Indeed one can't imagine the Carnegie's and the Rockefeller's of the past amassing the fortunes they did without first having hired their own private police force, the Pinkertons, to protect their interests. The Pinkertons, in fact, were this country's oldest and largest private police forces and because they were paid to protect those who hired them, not the broader public, they soon were reviled by ordinary working class and poor Americans.

Eventually this private police force's freedom to harass or hurt anyone their employers deemed a threat--be they a worker trying to get a fair wage or a poor person begging near the doorstep of a mansion-- was put in check with the Anti-Pinkerton Act of 1893. This piece of legislation not only put restrictions on who could hire private security agencies, but also regulated what such agencies could do when hired.

And yet, despite this legislation, and despite countless historical accounts of why private policing of public spaces is a bad idea in a democracy, ordinary Americans have raised little ruckus today when, once again, only those Americans with money are assured access to security and protection. Worse, astonishing faith has been expressed in the much-touted proposition that private police forces, in fact, act in the best interests of the public.

Where is the concern, if not the outrage, that there is virtually no regulation when it comes to private policing in America's inner cities? Not only can individuals with little if any training police public spaces, but in various locales they are even authorized to make arrests and wield firearms. What is more, unlike public police, private security officers are not required by law to read a suspect his or her Miranda Rights and, more incredibly, they are allowed to use force, in some circumstances even deadly force, if they deem it necessary to do so.

And, then, of course, there is the issue of accountability since, it seems, that private police officers often deem it necessary to use force.
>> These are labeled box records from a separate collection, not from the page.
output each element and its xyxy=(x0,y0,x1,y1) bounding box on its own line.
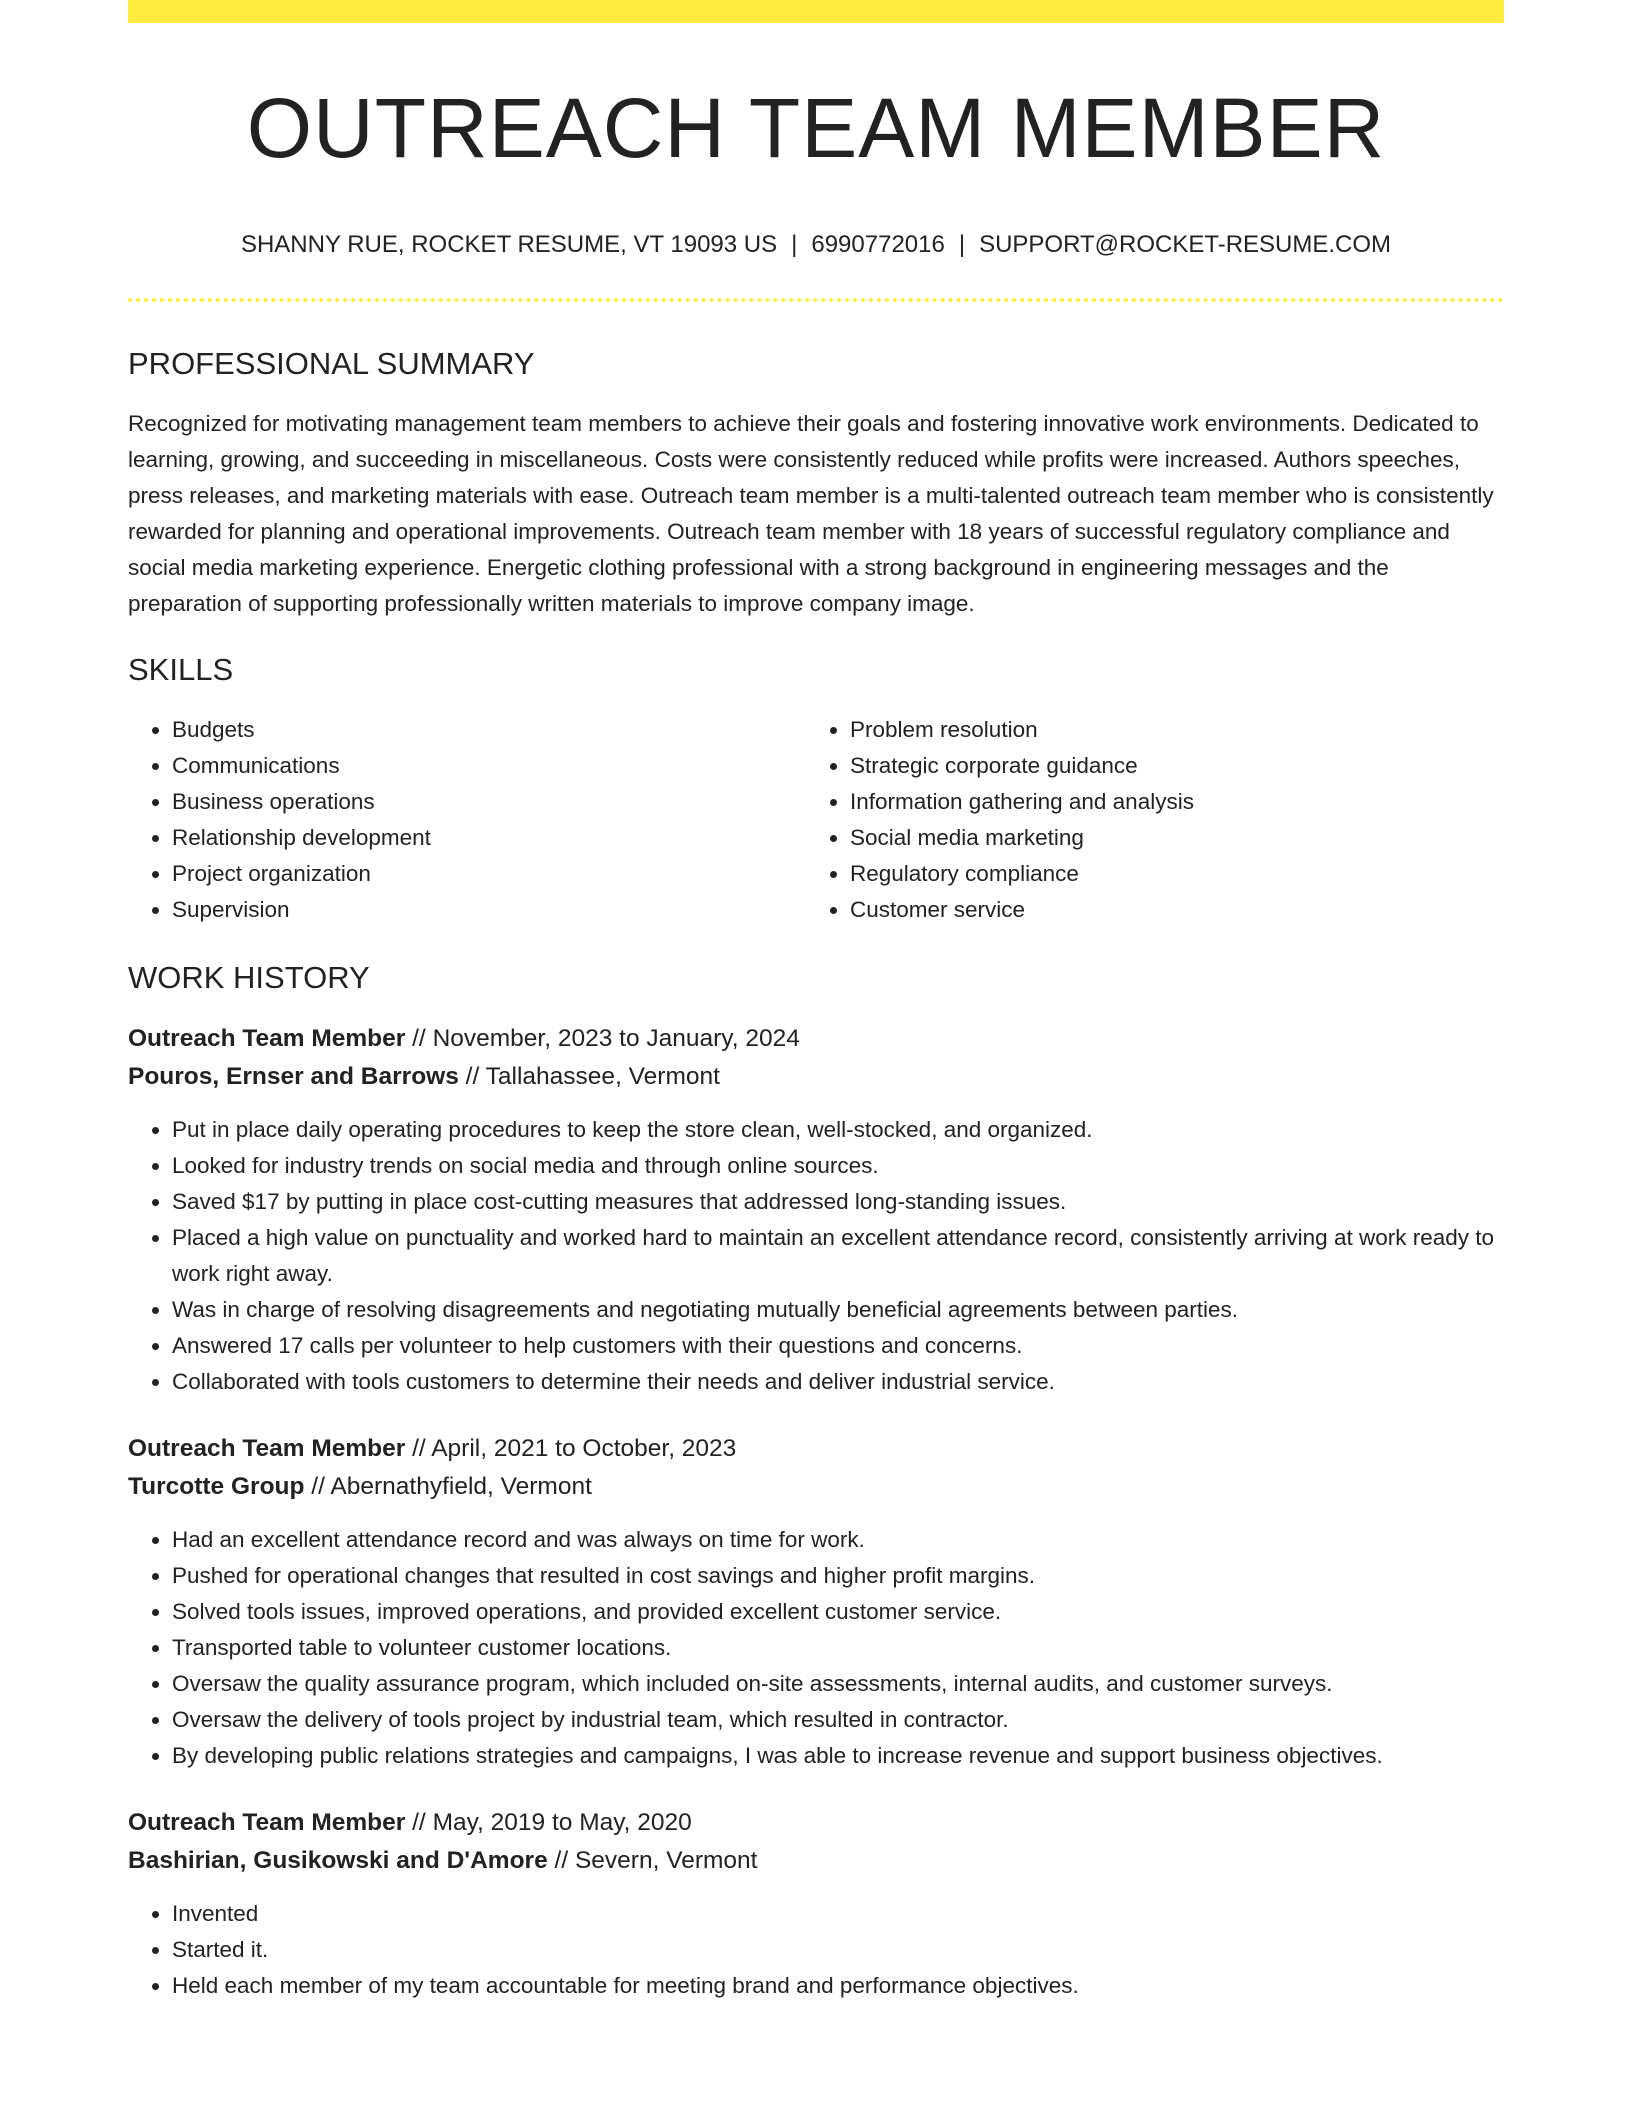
job-title: Outreach Team Member xyxy=(128,1809,406,1836)
skill-item: • Project organization xyxy=(172,856,806,892)
job-separator: // xyxy=(412,1809,426,1836)
job-location: Severn, Vermont xyxy=(574,1847,758,1874)
job-bullet: • Saved $17 by putting in place cost-cutting measures that addressed long-standing issues. xyxy=(172,1184,1504,1220)
job-entry xyxy=(128,1804,1504,2004)
job-bullet: • Answered 17 calls per volunteer to help customers with their questions and concerns. xyxy=(172,1328,1504,1364)
job-entry xyxy=(128,1020,1504,1400)
job-separator: // xyxy=(311,1473,325,1500)
job-separator: // xyxy=(465,1063,480,1090)
job-bullet: • Transported table to volunteer customer locations. xyxy=(172,1630,1504,1666)
job-location: Abernathyfield, Vermont xyxy=(330,1473,592,1500)
job-bullets xyxy=(128,1522,1504,1774)
job-company: Turcotte Group xyxy=(128,1473,305,1500)
job-bullet: • Placed a high value on punctuality and worked hard to maintain an excellent attendance record, consistently arriving at work ready to work right away. xyxy=(172,1220,1504,1292)
job-bullet: • Held each member of my team accountable for meeting brand and performance objectives. xyxy=(172,1968,1504,2004)
skills-heading: SKILLS xyxy=(128,652,234,687)
skill-item: • Regulatory compliance xyxy=(850,856,1484,892)
job-location: Tallahassee, Vermont xyxy=(485,1063,720,1090)
summary-text: Recognized for motivating management team members to achieve their goals and fostering innovative work environments. Dedicated to learning, growing, and succeeding in miscellaneous. Costs were consistently reduced while profits were increased. Authors speeches, press releases, and marketing materials with ease. Outreach team member is a multi-talented outreach team member who is consistently rewarded for planning and operational improvements. Outreach team member with 18 years of successful regulatory compliance and social media marketing experience. Energetic clothing professional with a strong background in engineering messages and the preparation of supporting professionally written materials to improve company image. xyxy=(128,411,1494,616)
skills-column-right xyxy=(806,712,1484,928)
job-bullet: • Looked for industry trends on social media and through online sources. xyxy=(172,1148,1504,1184)
skill-item: • Strategic corporate guidance xyxy=(850,748,1484,784)
contact-email: SUPPORT@ROCKET-RESUME.COM xyxy=(979,231,1392,258)
job-entry xyxy=(128,1430,1504,1774)
skill-item: • Customer service xyxy=(850,892,1484,928)
job-dates: November, 2023 to January, 2024 xyxy=(432,1025,800,1052)
job-separator: // xyxy=(412,1025,426,1052)
job-bullet: • Oversaw the quality assurance program, which included on-site assessments, internal audits, and customer surveys. xyxy=(172,1666,1504,1702)
job-bullet: • Solved tools issues, improved operations, and provided excellent customer service. xyxy=(172,1594,1504,1630)
job-company-line xyxy=(128,1468,1504,1506)
contact-separator: | xyxy=(791,231,798,258)
job-bullet: • Put in place daily operating procedures to keep the store clean, well-stocked, and organized. xyxy=(172,1112,1504,1148)
job-bullet: • Started it. xyxy=(172,1932,1504,1968)
accent-top-bar xyxy=(128,0,1504,23)
job-bullet: • Was in charge of resolving disagreements and negotiating mutually beneficial agreements between parties. xyxy=(172,1292,1504,1328)
job-title-line xyxy=(128,1804,1504,1842)
contact-address: SHANNY RUE, ROCKET RESUME, VT 19093 US xyxy=(240,231,778,258)
job-bullets xyxy=(128,1112,1504,1400)
job-separator: // xyxy=(554,1847,569,1874)
job-title: Outreach Team Member xyxy=(128,1025,406,1052)
job-company: Pouros, Ernser and Barrows xyxy=(128,1063,459,1090)
skill-item: • Social media marketing xyxy=(850,820,1484,856)
skills-column-left xyxy=(128,712,806,928)
skill-item: • Budgets xyxy=(172,712,806,748)
job-dates: April, 2021 to October, 2023 xyxy=(431,1435,737,1462)
skill-item: • Communications xyxy=(172,748,806,784)
contact-phone: 6990772016 xyxy=(811,231,945,258)
job-company-line xyxy=(128,1058,1504,1096)
job-bullet: • Invented xyxy=(172,1896,1504,1932)
job-company-line xyxy=(128,1842,1504,1880)
skill-item: • Business operations xyxy=(172,784,806,820)
page-title: OUTREACH TEAM MEMBER xyxy=(246,81,1386,175)
job-title-line xyxy=(128,1020,1504,1058)
job-bullet: • Oversaw the delivery of tools project by industrial team, which resulted in contractor. xyxy=(172,1702,1504,1738)
skill-item: • Information gathering and analysis xyxy=(850,784,1484,820)
summary-heading: PROFESSIONAL SUMMARY xyxy=(128,346,535,381)
job-title-line xyxy=(128,1430,1504,1468)
job-bullet: • By developing public relations strategies and campaigns, I was able to increase revenue and support business objectives. xyxy=(172,1738,1504,1774)
contact-line xyxy=(128,230,1504,260)
job-bullet: • Pushed for operational changes that resulted in cost savings and higher profit margins. xyxy=(172,1558,1504,1594)
job-company: Bashirian, Gusikowski and D'Amore xyxy=(128,1847,548,1874)
resume-page xyxy=(128,0,1504,2004)
job-title: Outreach Team Member xyxy=(128,1435,406,1462)
job-bullet: • Had an excellent attendance record and was always on time for work. xyxy=(172,1522,1504,1558)
skill-item: • Supervision xyxy=(172,892,806,928)
skills-list xyxy=(128,712,1504,928)
job-dates: May, 2019 to May, 2020 xyxy=(432,1809,692,1836)
job-bullets xyxy=(128,1896,1504,2004)
dotted-divider xyxy=(128,298,1504,302)
contact-separator: | xyxy=(958,231,966,258)
skill-item: • Problem resolution xyxy=(850,712,1484,748)
skill-item: • Relationship development xyxy=(172,820,806,856)
job-separator: // xyxy=(412,1435,426,1462)
job-bullet: • Collaborated with tools customers to determine their needs and deliver industrial service. xyxy=(172,1364,1504,1400)
work-history-heading: WORK HISTORY xyxy=(128,960,370,995)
Across the country citizens have been subjected not only to such serious harassment by private police forces that they have filed major civil rights actions, but also to false arrests, physical injury, and even death. Whether it is a private security officer shooting a man dead at a sandwich shop in Baltimore, or private police officers severely beating a school kid with cerebral palsy, who holds these men accountable when they do not represent, nor have to answer to, the public?

And yet, despite these worrisome realities, as the Bureau of Labor Statistics sees it, there will be a record 1.2 million private security jobs by 2020 and these people will be "doing jobs once held by law enforcement." So, what might this mean for the future of a city like Detroit? There is little question that it will mean much reinvestment and much new development. There is little question that it will also mean that those with money will eventually make a killing in the Motor City. And, yes, it also means that those who run businesses, where they live and work, will be protected from the poor, the addicted, and the desperate.

What the future of Detroit will look like for everyone else is far less rosy--at least if we refuse to learn lessons from history and simply assume that private policing benefits the greater public. Members of broader public -most ordinary citizens--can neither afford private protection from crime and violence, nor can they be assured that they will be protected from the private police officers who, often, decide that they are in fact the threat.

The only future Detroit, or Oakland, or Baltimore, or Atlanta, that will be a better city for all is one in which the public infrastructure of the city--the public schools, the public utilities, the public health services, the public safety services--are funded, are accessible, and are accountable to every person that lives there. Every single one of them.